Current law doesn’t require back-seat passengers age 16 or older or occupants in vehicles plated as trucks, which can include pickups, SUVs and minivans, to be restrained. That will change July 1, but the new law will no longer allow police to use check points to enforce seat-belt compliance.

Democratic Rep. Peggy Welch of Bloomington said federal experts believe the new law will prevent 20 deaths, 330 hospitalizations and more than $65 million in injury-related costs each year.

“Those cold numbers don’t tell the real story of the hundreds of Hoosiers who have lost friends and family members because seat belts were not used,” she said.

The change will leave Georgia as the only state with a primary seat belt law that does not apply to vehicles with truck plates.

Students and some parents will notice new laws when school starts in a couple of months.
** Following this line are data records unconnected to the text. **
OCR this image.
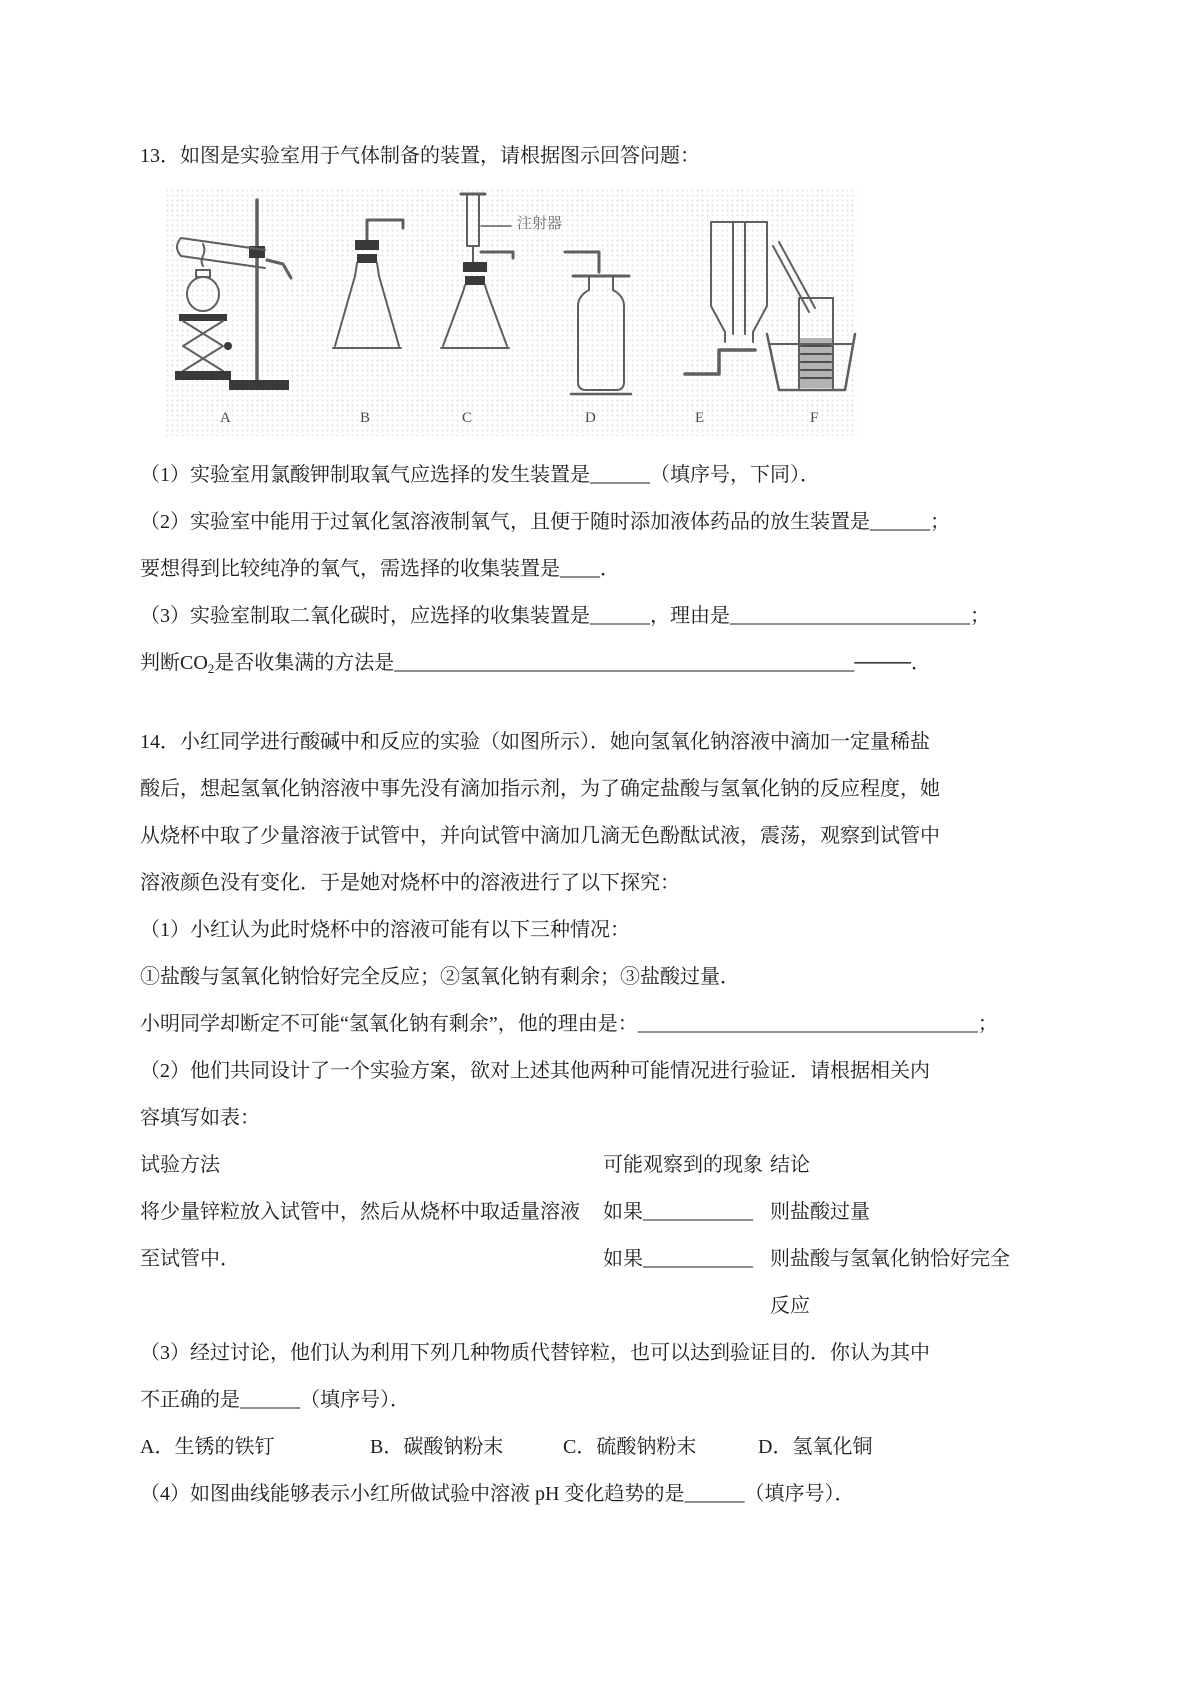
13．如图是实验室用于气体制备的装置，请根据图示回答问题：
注射器
A	B	C	D	E	F
（1）实验室用氯酸钾制取氧气应选择的发生装置是______（填序号，下同）．
（2）实验室中能用于过氧化氢溶液制氧气，且便于随时添加液体药品的放生装置是______；
要想得到比较纯净的氧气，需选择的收集装置是____．
（3）实验室制取二氧化碳时，应选择的收集装置是______，理由是________________________；
判断$CO_2$是否收集满的方法是______________________________________________────．
14．小红同学进行酸碱中和反应的实验（如图所示）．她向氢氧化钠溶液中滴加一定量稀盐
酸后，想起氢氧化钠溶液中事先没有滴加指示剂，为了确定盐酸与氢氧化钠的反应程度，她
从烧杯中取了少量溶液于试管中，并向试管中滴加几滴无色酚酞试液，震荡，观察到试管中
溶液颜色没有变化．于是她对烧杯中的溶液进行了以下探究：
（1）小红认为此时烧杯中的溶液可能有以下三种情况：
①盐酸与氢氧化钠恰好完全反应；②氢氧化钠有剩余；③盐酸过量．
小明同学却断定不可能“氢氧化钠有剩余”，他的理由是：__________________________________；
（2）他们共同设计了一个实验方案，欲对上述其他两种可能情况进行验证．请根据相关内
容填写如表：
试验方法	可能观察到的现象 结论
将少量锌粒放入试管中，然后从烧杯中取适量溶液	如果___________ 则盐酸过量
至试管中．	如果___________ 则盐酸与氢氧化钠恰好完全反应
（3）经过讨论，他们认为利用下列几种物质代替锌粒，也可以达到验证目的．你认为其中
不正确的是______（填序号）．
A．生锈的铁钉	B．碳酸钠粉末	C．硫酸钠粉末	D．氢氧化铜
（4）如图曲线能够表示小红所做试验中溶液 pH 变化趋势的是______（填序号）．
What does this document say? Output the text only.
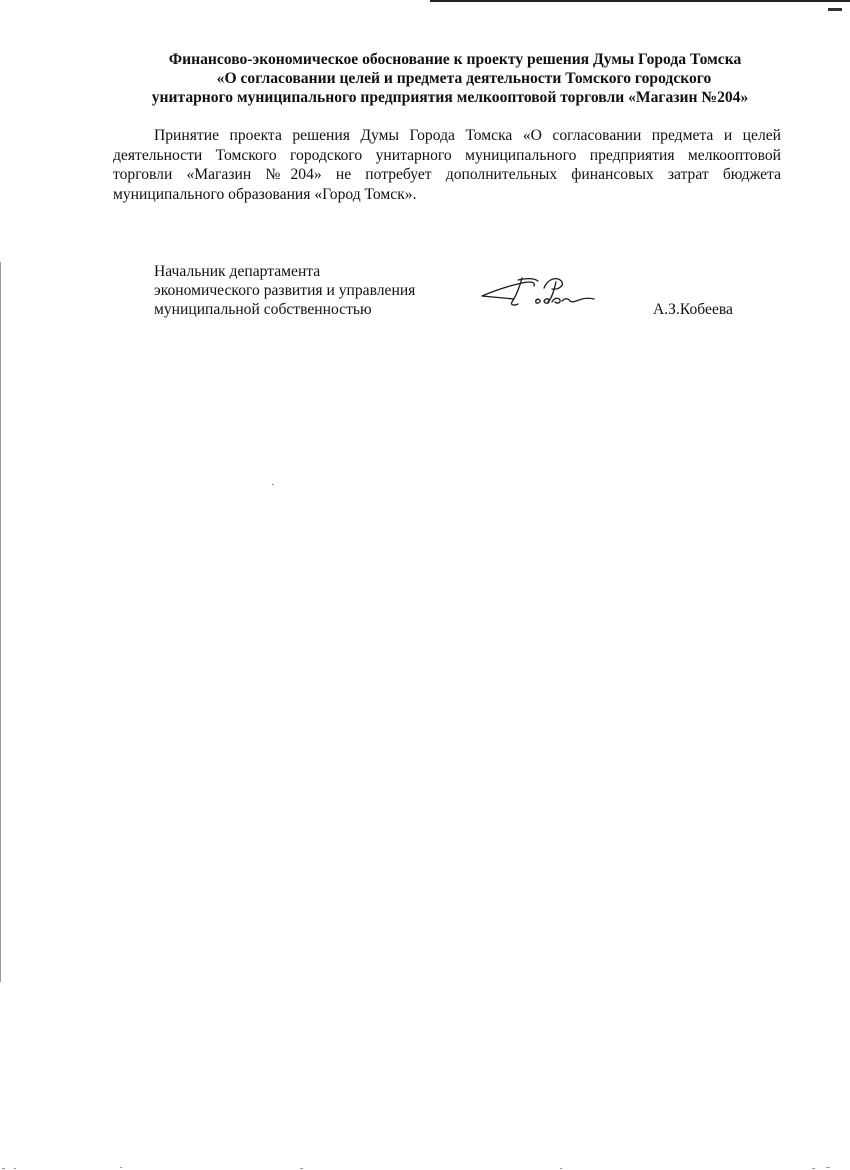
Финансово-экономическое обоснование к проекту решения Думы Города Томска
«О согласовании целей и предмета деятельности Томского городского
унитарного муниципального предприятия мелкооптовой торговли «Магазин №204»

Принятие проекта решения Думы Города Томска «О согласовании предмета и целей деятельности Томского городского унитарного муниципального предприятия мелкооптовой торговли «Магазин №204» не потребует дополнительных финансовых затрат бюджета муниципального образования «Город Томск».

Начальник департамента
экономического развития и управления
муниципальной собственностью	А.З.Кобеева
All high schools will be required to include a study of the Holocaust in each U.S. history course. Schools must give parents of girls entering the sixth grade information about the link between human papillomavirus and cervical cancer and the availability of an immunization.

And all schools must hold a tornado drill and manmade disaster drill once a semester.

Those who install mobile homes after June 30 must equip them with special radios that alert people to pending dangerous weather.

The bill stems from a Nov. 6, 2005, tornado that wiped out a mobile home park in Evansville and killed 25 people in southwestern Indiana. It was initiated by Kathryn Martin, whose 2-year-old son, C.J, and two other family members died in the tornado. Daniels phoned Martin as he signed the bill so she would know it was law.